Jasmine (Thai Hom Mali)
What it is
A long, slightly shorter and plumper grain than basmati, soft and faintly clingy when cooked, with a glossy, slightly moist finish. Hom mali means "jasmine fragrance" in Thai. It does not elongate dramatically the way basmati does.
How it's made
The premier Thai version, Khao Hom Mali, is grown chiefly in Thailand's northeastern (Isan) and northern provinces, harvested once a year, and traded fresh — the opposite of basmati's aging tradition, because jasmine's appeal is its tender freshness. Thailand operates an official grading system; "Thai Hom Mali Rice" with the green certification mark guarantees a minimum proportion of true jasmine grain and provenance.
Flavor profile
Sweet, milky, floral-popcorn aroma (again 2AP), gentle taste, and a soft, moist, lightly cohesive bite.

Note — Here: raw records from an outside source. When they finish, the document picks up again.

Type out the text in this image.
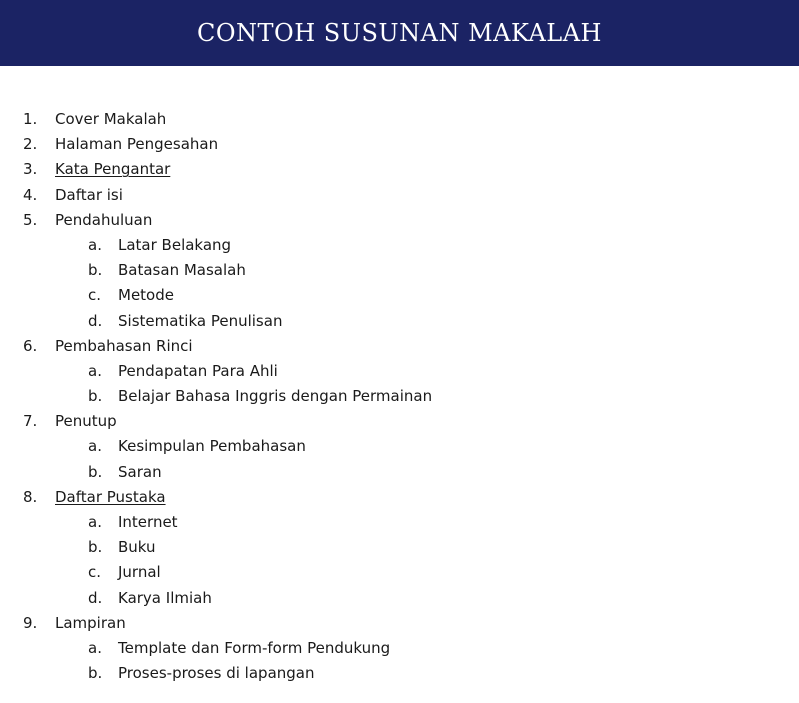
CONTOH SUSUNAN MAKALAH
1. Cover Makalah
2. Halaman Pengesahan
3. Kata Pengantar
4. Daftar isi
5. Pendahuluan
a. Latar Belakang
b. Batasan Masalah
c. Metode
d. Sistematika Penulisan
6. Pembahasan Rinci
a. Pendapatan Para Ahli
b. Belajar Bahasa Inggris dengan Permainan
7. Penutup
a. Kesimpulan Pembahasan
b. Saran
8. Daftar Pustaka
a. Internet
b. Buku
c. Jurnal
d. Karya Ilmiah
9. Lampiran
a. Template dan Form-form Pendukung
b. Proses-proses di lapangan
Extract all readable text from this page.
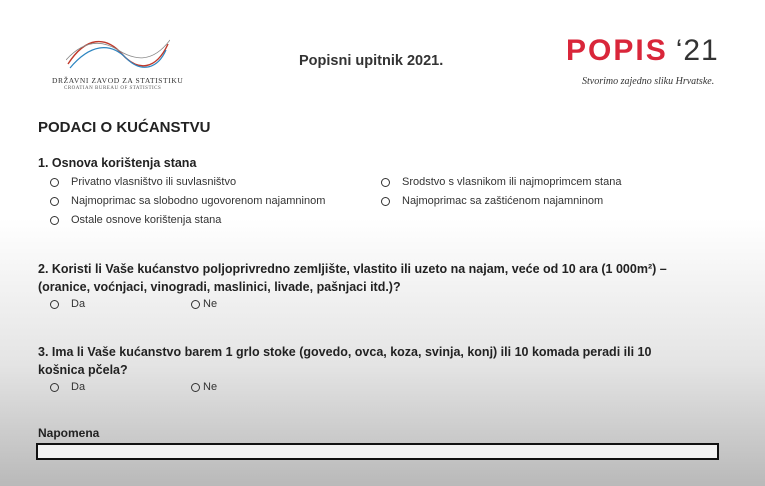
DRŽAVNI ZAVOD ZA STATISTIKU
CROATIAN BUREAU OF STATISTICS
Popisni upitnik 2021.	POPIS ‘21
Stvorimo zajedno sliku Hrvatske.
PODACI O KUĆANSTVU
1. Osnova korištenja stana
Privatno vlasništvo ili suvlasništvo
Najmoprimac sa slobodno ugovorenom najamninom
Ostale osnove korištenja stana
Srodstvo s vlasnikom ili najmoprimcem stana
Najmoprimac sa zaštićenom najamninom
2. Koristi li Vaše kućanstvo poljoprivredno zemljište, vlastito ili uzeto na najam, veće od 10 ara (1 000m²) –
(oranice, voćnjaci, vinogradi, maslinici, livade, pašnjaci itd.)?
Da	Ne
3. Ima li Vaše kućanstvo barem 1 grlo stoke (govedo, ovca, koza, svinja, konj) ili 10 komada peradi ili 10
košnica pčela?
Da	Ne
Napomena
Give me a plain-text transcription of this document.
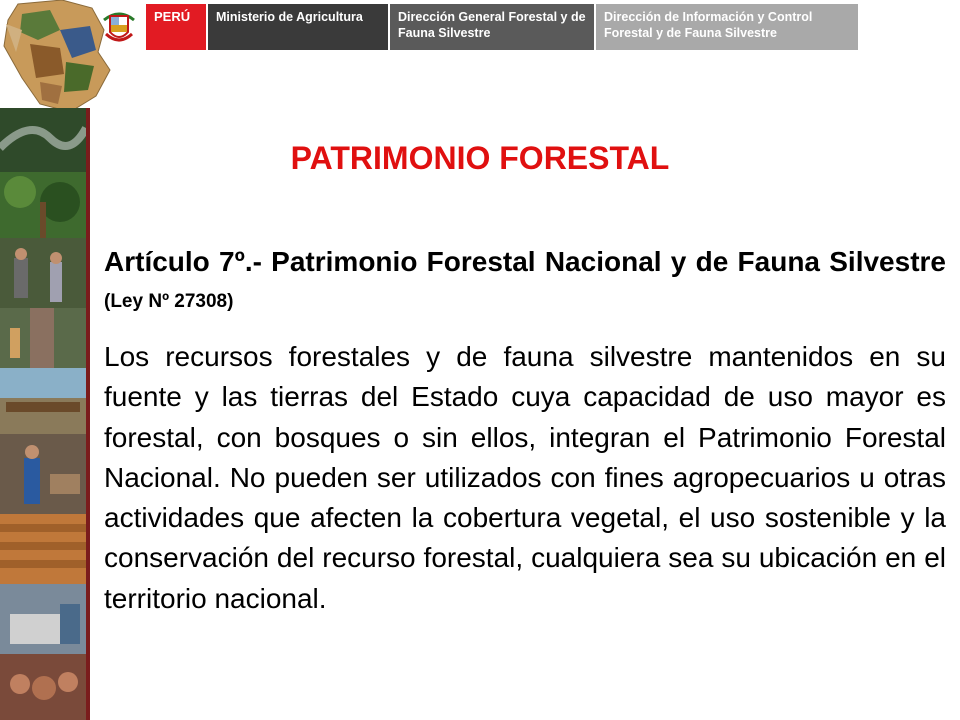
PERÚ	Ministerio de Agricultura	Dirección General Forestal y de Fauna Silvestre
Dirección de Información y Control Forestal y de Fauna Silvestre
PATRIMONIO FORESTAL
Artículo 7º.- Patrimonio Forestal Nacional y de Fauna Silvestre (Ley Nº 27308)
Los recursos forestales y de fauna silvestre mantenidos en su fuente y las tierras del Estado cuya capacidad de uso mayor es forestal, con bosques o sin ellos, integran el Patrimonio Forestal Nacional. No pueden ser utilizados con fines agropecuarios u otras actividades que afecten la cobertura vegetal, el uso sostenible y la conservación del recurso forestal, cualquiera sea su ubicación en el territorio nacional.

Lower amylose than basmati makes it cling just enough to be eaten neatly with a spoon or fork.
Culinary uses
The default table rice across mainland Southeast Asia and the ideal foundation for saucy stir-fries and curries, where slight clinginess helps it carry sauce without going to paste. Amylose ~15–18% (low-intermediate). Water ratio ~1:1.25 to 1:1.5; cooks in ~12–15 minutes by absorption. Not soaked.
Regional variations
Thai grading distinguishes new-crop from older stock and grades by broken-grain percentage and purity. Cambodia produces award-winning jasmine (Phka Rumduol) that has repeatedly won "World's Best Rice." Vietnam grows large volumes of jasmine-type rice for export at lower price points. Within Thailand, single-origin Hom Mali from Surin and Roi Et is treated like a terroir product.
Cultural & historical context
Jasmine rice was selected from Thai landraces and formally released as cultivar KDML 105 in 1959, becoming a pillar of Thai national identity and one of the country's signature exports. It anchors the everyday Thai meal, where rice is so central that the common greeting and the word for "to eat" both reference it (kin khao, "eat rice").
Reference notes
Tags: `long-grain`, `aromatic`, `low-amylose`, `2AP`, `Southeast-Asian`, `graded`. Related ingredients: coconut milk, lemongrass, galangal, fish sauce, Thai basil. Related cuisines: Thai, Cambodian, Lao (table use), Vietnamese. Suggested links: Basmati, Pandan-Scented Rice, Thai Sticky Rice, Vietnamese Fragrant Rice. Cannot substitute: basmati (too dry and separate for a coconut curry), risotto rice (wrong starch behavior).